What is truly fascinating about Chicago is that given the public pension deficit, and high taxation, that companies seem increasingly happy to set up here. Why did United Airlines, BP and Willis Group Holdings decide to move downtown in 2011, when they should have been rushing for the door given Shteir's thesis? Why is the city, rather than the metropolitan area, showing a resurgence in appeal to companies of all kinds? Why is there a revival here?

Sure there are tensions with the old Chicago, every now and then signs of the machine and the corruption resurface. And Illinois, with its dysfunction, continues to act as a drag on the city. But if one looks beyond a worn-out view of the city one would find data that do not fit the hypothesis. A city on the forefront of transparency and public information, or in innovative ways of financing public infrastructure, or having increased its graduation rate from its community colleges by 60% in a few  years.
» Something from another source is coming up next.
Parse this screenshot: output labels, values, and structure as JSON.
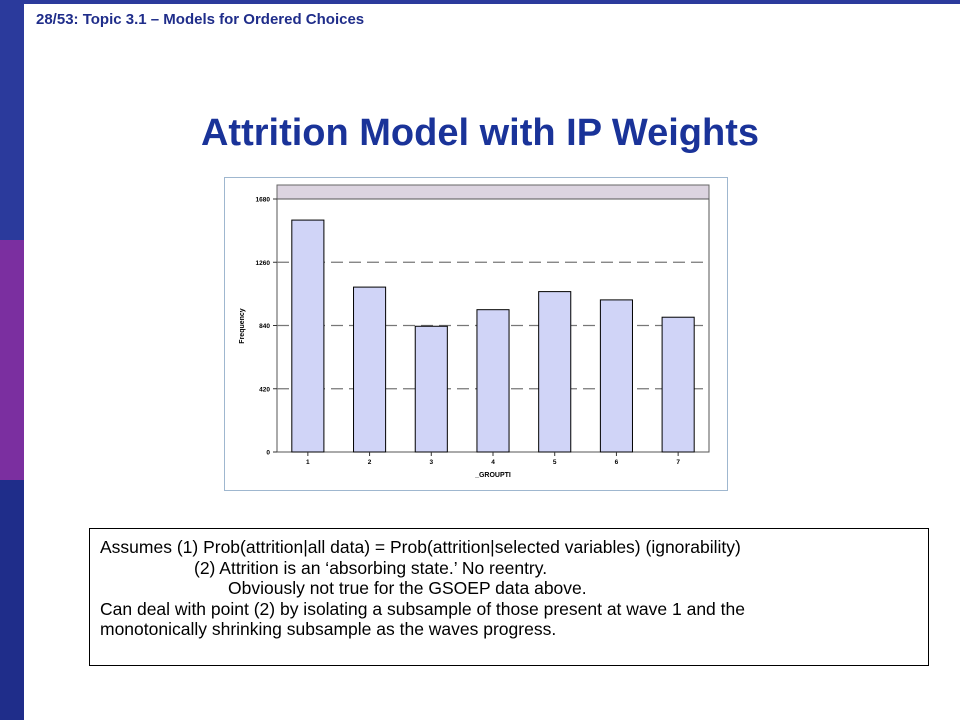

To dismiss all of this, as well as the bike lanes, the riverside walk, the teachers in libraries, and even the hard won longer school day is to miss the real story. Chicago is, and always will be, a compelling place to live and work and that is because of both its real assets but most importantly because of the people who live here, and their positive attitudes about the city.
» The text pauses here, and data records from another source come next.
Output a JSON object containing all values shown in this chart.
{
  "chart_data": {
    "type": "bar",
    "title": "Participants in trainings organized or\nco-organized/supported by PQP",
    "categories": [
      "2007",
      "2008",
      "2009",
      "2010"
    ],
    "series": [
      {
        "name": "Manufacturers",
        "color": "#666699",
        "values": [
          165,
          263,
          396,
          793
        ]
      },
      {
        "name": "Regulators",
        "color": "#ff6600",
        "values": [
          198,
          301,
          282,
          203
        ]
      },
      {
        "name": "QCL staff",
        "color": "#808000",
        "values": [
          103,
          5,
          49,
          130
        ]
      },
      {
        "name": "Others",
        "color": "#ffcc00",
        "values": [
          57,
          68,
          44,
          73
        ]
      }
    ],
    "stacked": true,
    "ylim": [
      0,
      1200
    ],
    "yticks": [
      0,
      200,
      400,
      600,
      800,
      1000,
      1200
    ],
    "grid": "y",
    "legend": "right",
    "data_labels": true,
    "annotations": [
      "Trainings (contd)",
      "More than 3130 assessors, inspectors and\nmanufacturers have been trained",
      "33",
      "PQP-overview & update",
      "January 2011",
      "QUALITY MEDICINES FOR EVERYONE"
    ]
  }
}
Call it boosterism if you wish, but to revel in urban misery is to miss a trick. I know this, having lived for most of my life in London. Here the citizens are as rude as any you will find in New York or Paris, but Londoners also wear their authentic despondency like some kind of banner. We gripe and moan and bitch about London and its transport, its weather, its high prices and the impossibility of finding a decent home. But secretly we know that it truly remains one of the best cities in the world even if we never choose to celebrate that fact. It was for that reason we spent most of the run-up to the Olympics dreading the event.

Lastly, and this is the giant flaw in Shteir's thesis, a city is fundamentally about much more than its infrastructure and politicians. It is about its people and their attitudes and this is where Chicago overflows with abundance.

What I love about Chicago is the way that people engage you in conversation, or are happy to sit on their front porch or have their children play on the sidewalk. The way they are open to chatting to passers by. And when I bump into someone in the supermarket they say "excuse me" as an apology if they were so rude to be in my way. There is a Midwestern openness and expansiveness that inspires great affection. So different from the more uptight, doomy, Londoners who peek behind their twitching net curtains and think that anyone sitting in their front garden is slightly odd. Chicagoans join in on things. They throw block parties, and street festivals, and fun runs at the drop of a hat. They are relentless do-ers and joiners. And that is what makes Shteir an ill fit for this city because loving it is part of what makes it great.